La construction d’équivalents visuels entre la réalité et la perception puis sa traduction picturale, à partir de données issues d’autres champs de connaissance, se présente comme activité de substitution à caractère heuristique : « Pour imiter fidèlement le modèle, il faut faire autrement qu’on le voit » affirme Chevreul ou encore dans ses entretiens avec Nadar : « pour copier fidèlement le modèle coloré, il faut en faire la copie autrement qu’on le voit. C’est une loi absolue[xx] ». La démarche d’observation, sélective, intègre des données théoriques à fonction prédictive. L’artiste, proche en cela du scientifique, tente de découper dans la complexité du visible des signes en puissance d’organisation. La construction picturale se présente alors comme l’interprétation d’un phénomène complexe, qui sélectionne et retranscrit, des données innombrables de la réalité, celles qui identifiées picturalement, visuellement, mentalement, et physiquement « manipulables »  sont susceptibles de réaliser l’artefact projeté. « Le peintre sachant que l’impression d’une couleur vue à côté d’une autre est le résultat du mélange de la première avec la complémentaire de la seconde, n’a plus qu’à évaluer mentalement l’intensité de l’influence de cette complémentaire pour reproduire fidèlement dans son imitation, l’effet complexe qu’il a sous les yeux. Après avoir mis sur sa toile les deux couleurs qu’il veut employer, telle que son esprit se les représente à l’état isolé, il voit si l’imitation s’accorde avec le modèle ; et, s’il n’est pas satisfait, il doit bientôt reconnaître la correction qu’il a à faire »

Sur un fond de toiles choisies dans leur relation à notre région d’accueil, serons questionnés les moyens picturaux et les enjeux visuels produits sur la surface imageante qu’est la toile, en vue de la recréation d’un symptôme, le frémissement du monde dans sa   réalité d’apparence flottante.

Processus picturaux et perceptifs. Du modèle au système, à la modélisation.

Pour rendre l’art aux sens, l’impressionniste s’intéresse à restituer les effets de plein air, l’éphémère, l’évident dynamisme, « quelque chose qui produira sur la surface finale une instabilité, quelque chose qui semble bouger, leurre d’où un mouvement semble naître » M. Schapiro.

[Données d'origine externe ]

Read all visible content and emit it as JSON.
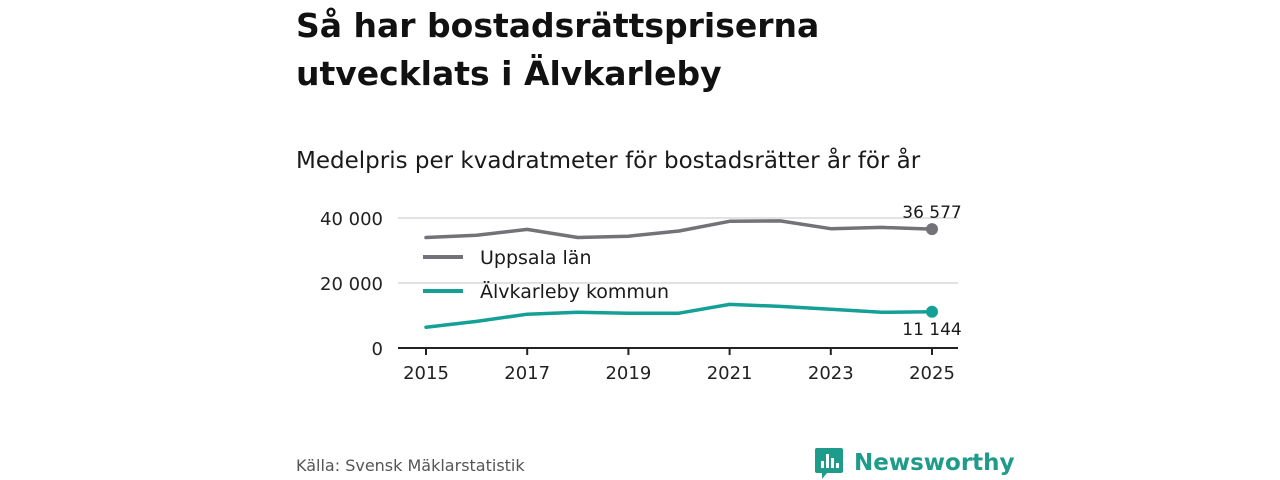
{
  "header": {
    "title": "Så har bostadsrättspriserna utvecklats i Älvkarleby",
    "subtitle": "Medelpris per kvadratmeter för bostadsrätter år för år"
  },
  "footer": {
    "source": "Källa: Svensk Mäklarstatistik",
    "brand": "Newsworthy",
    "brand_icon": "newsworthy-logo-icon"
  },
  "colors": {
    "series_uppsala": "#737278",
    "series_alvkarleby": "#14a096",
    "grid": "#d9d9d9",
    "axis": "#222222",
    "brand": "#1f9b8a"
  },
  "chart_data": {
    "type": "line",
    "title": "Medelpris per kvadratmeter för bostadsrätter år för år",
    "xlabel": "",
    "ylabel": "",
    "x": [
      2015,
      2016,
      2017,
      2018,
      2019,
      2020,
      2021,
      2022,
      2023,
      2024,
      2025
    ],
    "x_ticks": [
      2015,
      2017,
      2019,
      2021,
      2023,
      2025
    ],
    "x_tick_labels": [
      "2015",
      "2017",
      "2019",
      "2021",
      "2023",
      "2025"
    ],
    "ylim": [
      0,
      40000
    ],
    "y_ticks": [
      0,
      20000,
      40000
    ],
    "y_tick_labels": [
      "0",
      "20 000",
      "40 000"
    ],
    "grid": true,
    "legend_position": "top-left",
    "series": [
      {
        "name": "Uppsala län",
        "color_key": "series_uppsala",
        "values": [
          34000,
          34700,
          36500,
          34000,
          34400,
          36000,
          39000,
          39100,
          36700,
          37100,
          36577
        ],
        "end_label": "36 577",
        "end_label_position": "above"
      },
      {
        "name": "Älvkarleby kommun",
        "color_key": "series_alvkarleby",
        "values": [
          6400,
          8200,
          10400,
          11000,
          10700,
          10700,
          13400,
          12800,
          11900,
          11000,
          11144
        ],
        "end_label": "11 144",
        "end_label_position": "below"
      }
    ]
  }
}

Un ensemble d’œuvres de jeunesse de Monet, Terrasse à Ste Adresse (13), La pie (14), l’Hôtel des roches noires(15), les Falaises d’Etretat (16) comparée à celles d’E. Boudin (17), présente un jeu plus ou moins intense avec des surfaces colorées sur le principe du contraste simultané. Déjà,  « L’essentiel n’est plus le rouge (ou autre) de la couleur naturelle, mais bien la façon dont la couleur se modifie sous les yeux du spectateur…l’accent ne porte plus sur la réalité des choses mais sur leur devenir, sur leur faculté de métamorphose… la  couleur comme la lumière acquièrent une vie indépendante de l’objet ».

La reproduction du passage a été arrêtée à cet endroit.